Вечером 25 апреля канцлер фон дер Экке, вместе с личным секретарем государя, зайдя в гостиницу к Лютеру, объявил ему повеление императора немедленно покинуть Вормс и предупредил его, что, по истечении двадцати одного дня, когда срок охранной грамоты кончится, будут приняты нужные меры, чтобы приговор церковного и гражданского суда над ним исполнился. Лютер понял, что это значит: голову отрубят ему на плахе как бунтовщику или сожгут как еретика.[341] «О, если бы так», — подумал он с тою радостью (был, конечно, и страх, но радость все-таки больше), с которой думал об этом в последнее время всегда.

«Вот как все произошло, — писал он другу своему, живописцу Луке Кранаху. — „Твои ли это книги?“ — спросили меня. Я отвечал: „Мои“. „Отрекаешься ли ты от них?“ — „Нет“. — „Ну, так ступай вон!“[342] Если так равнодушно-холодно говорит о таком великом для него событии, в котором солнце жизни достигло высшей полуденной точки, то, может быть, потому, что уже предчувствует, что венец мученический снова, как уже сколько раз, пройдет мимо него и что не на костре сожгут его, а в грязной луже утопят.

Утром 26 апреля потихоньку выехал он из Вормса в Виттенберг, на той же крытой полотном колымаге, с кучей соломы вместо сидения, на которой въехал туда десять дней назад, с теми же двумя спутниками, доктором Виттенбергского университета, Амсдорфом (Amsdorf), и августинским братом, Петценштейнером (Petzensteiner). Несколько дней погостил у отца с матерью и других родственников в том самом городе Эйзенахе, где двадцать лет назад, маленьким школьником, едва не погиб от нищеты, и 4 мая пустился в дальнейший путь по Готской дороге через Тюрингский лес.
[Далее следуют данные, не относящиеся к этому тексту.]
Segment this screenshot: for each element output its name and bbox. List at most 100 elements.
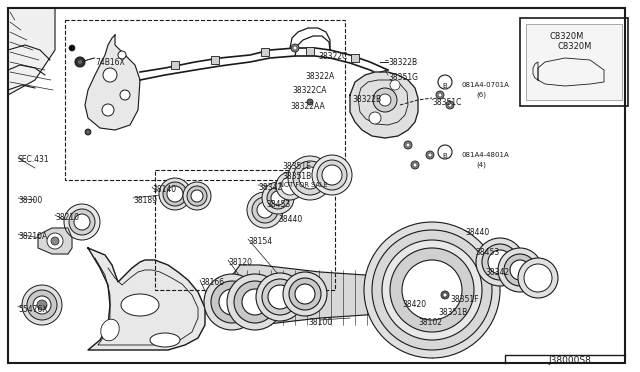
Text: 38322B: 38322B — [388, 58, 417, 67]
Circle shape — [411, 161, 419, 169]
Circle shape — [443, 293, 447, 297]
Text: 38440: 38440 — [278, 215, 302, 224]
Text: 38440: 38440 — [465, 228, 489, 237]
Text: J38000S8: J38000S8 — [548, 356, 591, 365]
Circle shape — [390, 248, 474, 332]
Circle shape — [498, 248, 542, 292]
Circle shape — [74, 214, 90, 230]
Bar — [65, 20, 345, 180]
Circle shape — [120, 90, 130, 100]
Bar — [171, 61, 179, 69]
Circle shape — [271, 191, 285, 205]
Circle shape — [364, 222, 500, 358]
Text: 38351E: 38351E — [282, 162, 311, 171]
Ellipse shape — [100, 319, 119, 341]
Circle shape — [438, 93, 442, 97]
Circle shape — [69, 45, 75, 51]
Circle shape — [167, 186, 183, 202]
Text: 38453: 38453 — [266, 200, 291, 209]
Text: (4): (4) — [476, 162, 486, 169]
Circle shape — [75, 57, 85, 67]
Circle shape — [379, 94, 391, 106]
Circle shape — [183, 182, 211, 210]
Text: 74B16X: 74B16X — [95, 58, 125, 67]
Circle shape — [518, 258, 558, 298]
Text: 55476X: 55476X — [18, 305, 47, 314]
Circle shape — [262, 182, 294, 214]
Bar — [306, 47, 314, 55]
Text: 38154: 38154 — [248, 237, 272, 246]
Bar — [261, 48, 269, 56]
Text: 38351B: 38351B — [438, 308, 467, 317]
Circle shape — [317, 160, 347, 190]
Circle shape — [187, 186, 207, 206]
Circle shape — [118, 51, 126, 59]
Circle shape — [64, 204, 100, 240]
Circle shape — [247, 192, 283, 228]
Circle shape — [436, 91, 444, 99]
Text: 38342: 38342 — [258, 183, 282, 192]
Text: 38453: 38453 — [475, 248, 499, 257]
Circle shape — [510, 260, 530, 280]
Polygon shape — [538, 58, 604, 86]
Text: 38351B: 38351B — [282, 172, 311, 181]
Text: 38120: 38120 — [228, 258, 252, 267]
Circle shape — [70, 46, 74, 49]
Circle shape — [103, 68, 117, 82]
Circle shape — [382, 240, 482, 340]
Bar — [351, 54, 359, 62]
Circle shape — [293, 46, 297, 50]
Text: NOT FOR SALE: NOT FOR SALE — [279, 182, 328, 188]
Circle shape — [488, 250, 512, 274]
Text: 38322B: 38322B — [352, 95, 381, 104]
Text: 081A4-0701A: 081A4-0701A — [462, 82, 510, 88]
Circle shape — [78, 60, 82, 64]
Text: 38166: 38166 — [200, 278, 224, 287]
Circle shape — [413, 163, 417, 167]
Circle shape — [482, 244, 518, 280]
Text: 38189: 38189 — [133, 196, 157, 205]
Circle shape — [402, 260, 462, 320]
Circle shape — [322, 165, 342, 185]
Circle shape — [102, 104, 114, 116]
Polygon shape — [350, 72, 418, 138]
Bar — [526, 24, 622, 100]
Circle shape — [441, 291, 449, 299]
Text: 38102: 38102 — [418, 318, 442, 327]
Polygon shape — [38, 228, 72, 254]
Circle shape — [404, 141, 412, 149]
Circle shape — [504, 254, 536, 286]
Text: (6): (6) — [476, 92, 486, 99]
Polygon shape — [85, 35, 140, 130]
Circle shape — [256, 273, 304, 321]
Circle shape — [163, 182, 187, 206]
Text: 38210: 38210 — [55, 213, 79, 222]
Circle shape — [438, 145, 452, 159]
Bar — [155, 170, 335, 290]
Circle shape — [211, 281, 253, 323]
Circle shape — [27, 290, 57, 320]
Circle shape — [283, 272, 327, 316]
Polygon shape — [8, 8, 55, 95]
Circle shape — [33, 296, 51, 314]
Circle shape — [281, 177, 299, 195]
Bar — [211, 56, 219, 64]
Ellipse shape — [150, 333, 180, 347]
Circle shape — [159, 178, 191, 210]
Polygon shape — [533, 62, 538, 80]
Text: 38322CA: 38322CA — [292, 86, 326, 95]
Text: B: B — [443, 153, 447, 158]
Circle shape — [69, 209, 95, 235]
Text: 38100: 38100 — [308, 318, 332, 327]
Circle shape — [47, 233, 63, 249]
Circle shape — [289, 278, 321, 310]
Circle shape — [227, 274, 283, 330]
Text: SEC.431: SEC.431 — [18, 155, 50, 164]
Text: 081A4-4801A: 081A4-4801A — [462, 152, 509, 158]
Circle shape — [191, 190, 203, 202]
Text: 38300: 38300 — [18, 196, 42, 205]
Polygon shape — [88, 248, 205, 350]
Circle shape — [267, 187, 289, 209]
Circle shape — [291, 44, 299, 52]
Circle shape — [438, 75, 452, 89]
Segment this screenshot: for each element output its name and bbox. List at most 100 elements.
За Альтерштейном, в дикой чаще леса, между гремучим студеным ключом и стволом расщепленного молнией старого бука, у развалин старой церкви — в тот сумеречный час, когда сильней ладанный запах только что распустившихся берез и смолисто-яблочный дух ярко-зеленой, веселой хвои, когда прядут над болотами волнисто-белую пряжу туманов дочери Лесного Царя Эрлкёнига, и блуждающие огоньки пляшут над мшистыми кочками, — вдруг, точно из-под земли выскочив, вооруженные всадники окружили колымагу Лютера. Двое, нацелившись из аркебуз на кучера, велели ему остановиться, а когда он хлестнул было коней кнутом, схватили их под уздцы и, стащив его с козел, немного потрепали. Робкий августинский монашек, ни жив ни мертв, потому что был уверен, что это не люди, а бесы, выскочив из колымаги, шмыгнул, как заяц, в кусты. Амсдорф что-то бестолково кричал, махал руками и оборонялся, но странно вяло и слабо, точно во сне. А Лютер сидел, не шевелясь, с таким равнодушным лицом, как будто это дело его не касалось. Когда же всадники велели ему выйти из телеги, покорно вышел и дал себя увести в глубину леса, где его усадили на лошадь и помчались во весь опор, сначала по большой дороге; потом свернули на окольную, с этой — еще на другую, на третью, все поворачивая, забираясь в самую чащу леса, где можно было ехать только шагом, где так долго кружили и плутали по буеракам, болотам, оврагам и волчьим или ведьминым тропам, что Лютер, очень хорошо знавший эти места, перестал понимать, где они находятся, и ему казалось иногда, что это не с детства ему знакомый Тюрингский лес, а какой-то другой, неизвестный. Странное чувство владело им, как будто все, что с ним происходит, не сон и не явь, а что-то между ними среднее — какой-то полупризрачный, полудействительный мир, в который он попал, как в ловушку, и выберется ли из нее когда-нибудь, не знал.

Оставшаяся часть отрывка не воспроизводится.